Reino Unido poderá demorar mais de seis meses a regressar à normalidade

29 Mar 2020 / 18:39 H.

A assessora do Governo britânico para a saúde, Jenny Harries, estimou hoje que o Reino Unido possa demorar mais de seis meses a recuperar a normalidade após a pandemia causada pelo novo coronavírus.

A previsão foi avançada durante o encontro virtual com os meios de comunicação, realizado diariamente a partir de Downing Street, - residência oficial do primeiro-ministro, Boris Johnson -- que hoje contou também com o ministro britânico da Habitação, Robert Jenrick.

A especialista médica, citada pela Agência EFE, afirmou que a cada três semanas são feitas “revisões” sobre os impactos das medidas de confinamento impostas pelo Governo, estimando que possa levar entre “dois a três meses” para que os efeitos a longo prazo comecem a ser sentidos e “de três a seis meses” para se ver até que ponto o país poder “voltar ao normal”.

“E poderá ir mais além”, advertiu, considerando que “os números vão piorar na próxima semana, possivelmente duas” e só depois se verá se se conseguirá “baixar a curva e começar a ver um declínio [no número de casos”.

“Isso não significa que ficaremos em confinamento total por seis meses”, esclareceu Harries.

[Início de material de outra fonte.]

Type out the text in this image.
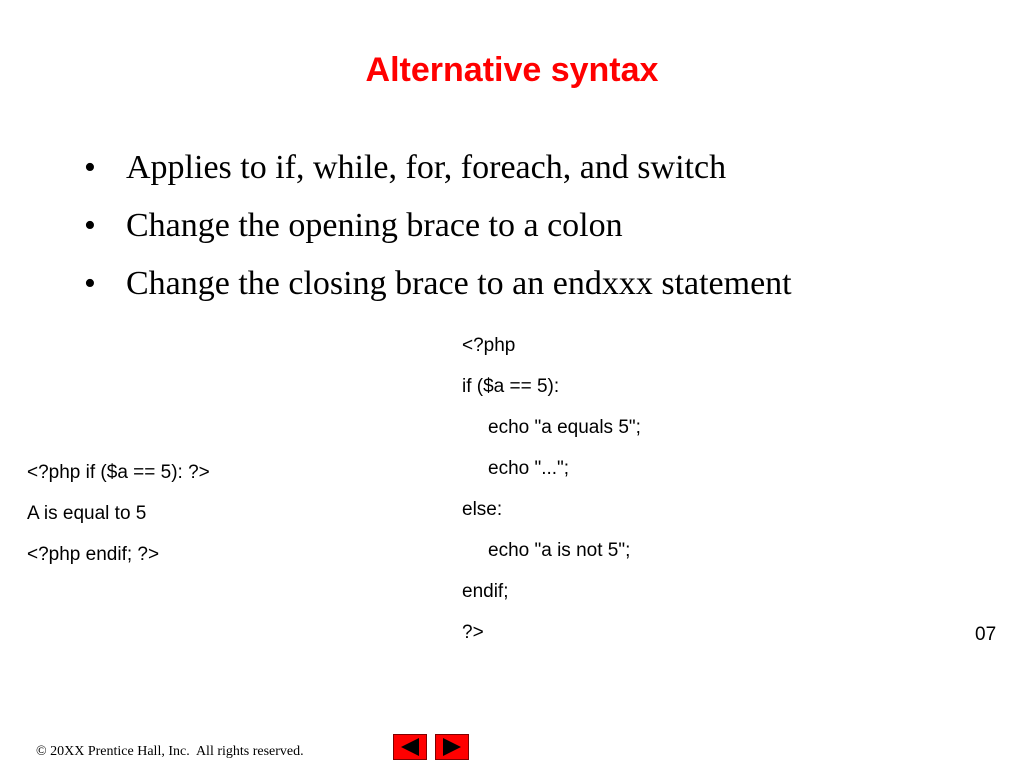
Alternative syntax
• Applies to if, while, for, foreach, and switch
• Change the opening brace to a colon
• Change the closing brace to an endxxx statement
<?php if ($a == 5): ?>
A is equal to 5
<?php endif; ?>
<?php
if ($a == 5):
echo "a equals 5";
echo "...";
else:
echo "a is not 5";
endif;
?>	07
© 20XX Prentice Hall, Inc.  All rights reserved.
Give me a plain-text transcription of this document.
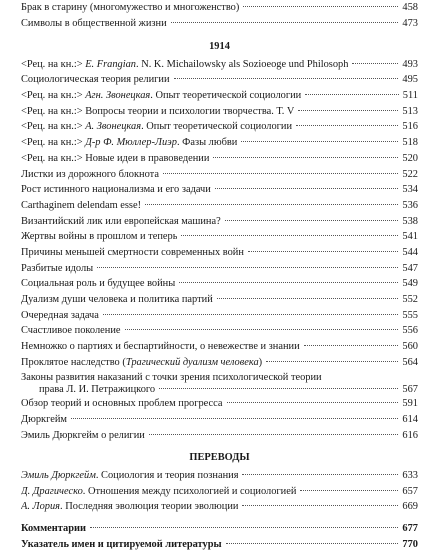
Брак в старину (многомужество и многоженство)	458
Символы в общественной жизни	473
1914
<Рец. на кн.:> E. Frangian. N. K. Michailowsky als Sozioeoge und Philosoph	493
Социологическая теория религии	495
<Рец. на кн.:> Агн. Звонецкая. Опыт теоретической социологии	511
<Рец. на кн.:> Вопросы теории и психологии творчества. Т. V	513
<Рец. на кн.:> А. Звонецкая. Опыт теоретической социологии	516
<Рец. на кн.:> Д-р Ф. Мюллер-Лиэр. Фазы любви	518
<Рец. на кн.:> Новые идеи в правоведении	520
Листки из дорожного блокнота	522
Рост истинного национализма и его задачи	534
Carthaginem delendam esse!	536
Византийский лик или европейская машина?	538
Жертвы войны в прошлом и теперь	541
Причины меньшей смертности современных войн	544
Разбитые идолы	547
Социальная роль и будущее войны	549
Дуализм души человека и политика партий	552
Очередная задача	555
Счастливое поколение	556
Немножко о партиях и беспартийности, о невежестве и знании	560
Проклятое наследство (Трагический дуализм человека)	564
Законы развития наказаний с точки зрения психологической теории
права Л. И. Петражицкого	567
Обзор теорий и основных проблем прогресса	591
Дюркгейм	614
Эмиль Дюркгейм о религии	616
ПЕРЕВОДЫ
Эмиль Дюркгейм. Социология и теория познания	633
Д. Драгическо. Отношения между психологией и социологией	657
А. Лория. Последняя эволюция теории эволюции	669
Комментарии	677
Указатель имен и цитируемой литературы	770
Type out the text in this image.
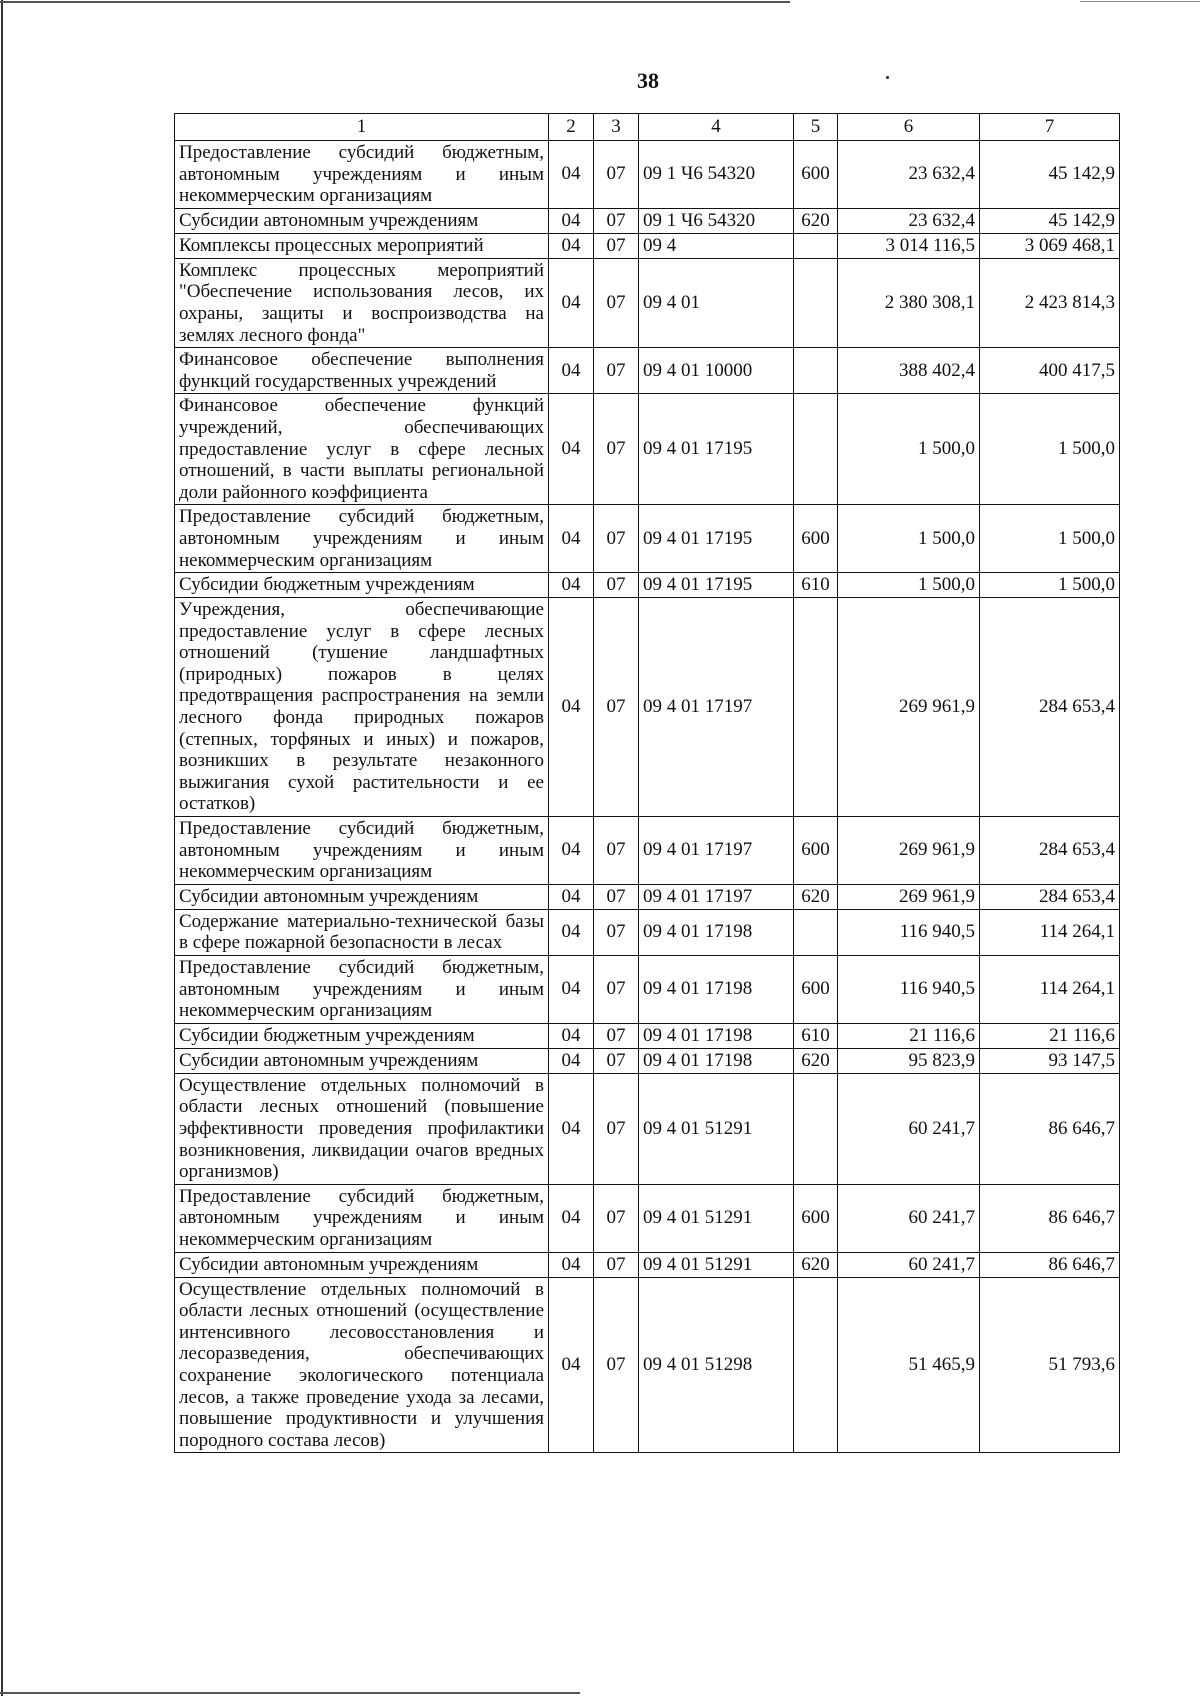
38
1	2	3	4	5	6	7
Предоставление субсидий бюджетным, автономным учреждениям и иным некоммерческим организациям	04	07	09 1 Ч6 54320	600	23 632,4	45 142,9
Субсидии автономным учреждениям	04	07	09 1 Ч6 54320	620	23 632,4	45 142,9
Комплексы процессных мероприятий	04	07	09 4		3 014 116,5	3 069 468,1
Комплекс процессных мероприятий "Обеспечение использования лесов, их охраны, защиты и воспроизводства на землях лесного фонда"	04	07	09 4 01		2 380 308,1	2 423 814,3
Финансовое обеспечение выполнения функций государственных учреждений	04	07	09 4 01 10000		388 402,4	400 417,5
Финансовое обеспечение функций учреждений, обеспечивающих предоставление услуг в сфере лесных отношений, в части выплаты региональной доли районного коэффициента	04	07	09 4 01 17195		1 500,0	1 500,0
Предоставление субсидий бюджетным, автономным учреждениям и иным некоммерческим организациям	04	07	09 4 01 17195	600	1 500,0	1 500,0
Субсидии бюджетным учреждениям	04	07	09 4 01 17195	610	1 500,0	1 500,0
Учреждения, обеспечивающие предоставление услуг в сфере лесных отношений (тушение ландшафтных (природных) пожаров в целях предотвращения распространения на земли лесного фонда природных пожаров (степных, торфяных и иных) и пожаров, возникших в результате незаконного выжигания сухой растительности и ее остатков)	04	07	09 4 01 17197		269 961,9	284 653,4
Предоставление субсидий бюджетным, автономным учреждениям и иным некоммерческим организациям	04	07	09 4 01 17197	600	269 961,9	284 653,4
Субсидии автономным учреждениям	04	07	09 4 01 17197	620	269 961,9	284 653,4
Содержание материально-технической базы в сфере пожарной безопасности в лесах	04	07	09 4 01 17198		116 940,5	114 264,1
Предоставление субсидий бюджетным, автономным учреждениям и иным некоммерческим организациям	04	07	09 4 01 17198	600	116 940,5	114 264,1
Субсидии бюджетным учреждениям	04	07	09 4 01 17198	610	21 116,6	21 116,6
Субсидии автономным учреждениям	04	07	09 4 01 17198	620	95 823,9	93 147,5
Осуществление отдельных полномочий в области лесных отношений (повышение эффективности проведения профилактики возникновения, ликвидации очагов вредных организмов)	04	07	09 4 01 51291		60 241,7	86 646,7
Предоставление субсидий бюджетным, автономным учреждениям и иным некоммерческим организациям	04	07	09 4 01 51291	600	60 241,7	86 646,7
Субсидии автономным учреждениям	04	07	09 4 01 51291	620	60 241,7	86 646,7
Осуществление отдельных полномочий в области лесных отношений (осуществление интенсивного лесовосстановления и лесоразведения, обеспечивающих сохранение экологического потенциала лесов, а также проведение ухода за лесами, повышение продуктивности и улучшения породного состава лесов)	04	07	09 4 01 51298		51 465,9	51 793,6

Mas, acrescentou, “como país, temos que ser muito responsáveis e continuar a fazer o que nos dizem, até termos a certeza de que podemos começar gradualmente a realizar levantar algumas medidas”.

Na passada segunda-feira, o Governo britânico decretou o confinamento obrigatório para todos os cidadãos, os quais só podem sair para fazer compras de bens essenciais, exercício uma vez por dia, dar assistência a uma pessoa vulnerável ou para trabalhar, se não puderem fazer de casa.

O Reino Unido registou até hoje 1.228 mortes de pessoas devido à covid-19, entre 19.522 casos positivos, divulgou o Ministério da Saúde britânico.

O novo coronavírus, responsável pela pandemia da covid-19, já infetou mais de 667 mil pessoas em todo o mundo, das quais morreram mais de 31.000.

Depois de surgir na China, em dezembro, o surto espalhou-se por todo o mundo, o que levou a Organização Mundial da Saúde (OMS) a declarar uma situação de pandemia.

O continente europeu, com mais de 363 mil infetados e mais de 22 mil mortos, é aquele onde está a surgir atualmente o maior número de casos.

Vários países adotaram medidas excecionais, incluindo o regime de quarentena e o encerramento de fronteiras.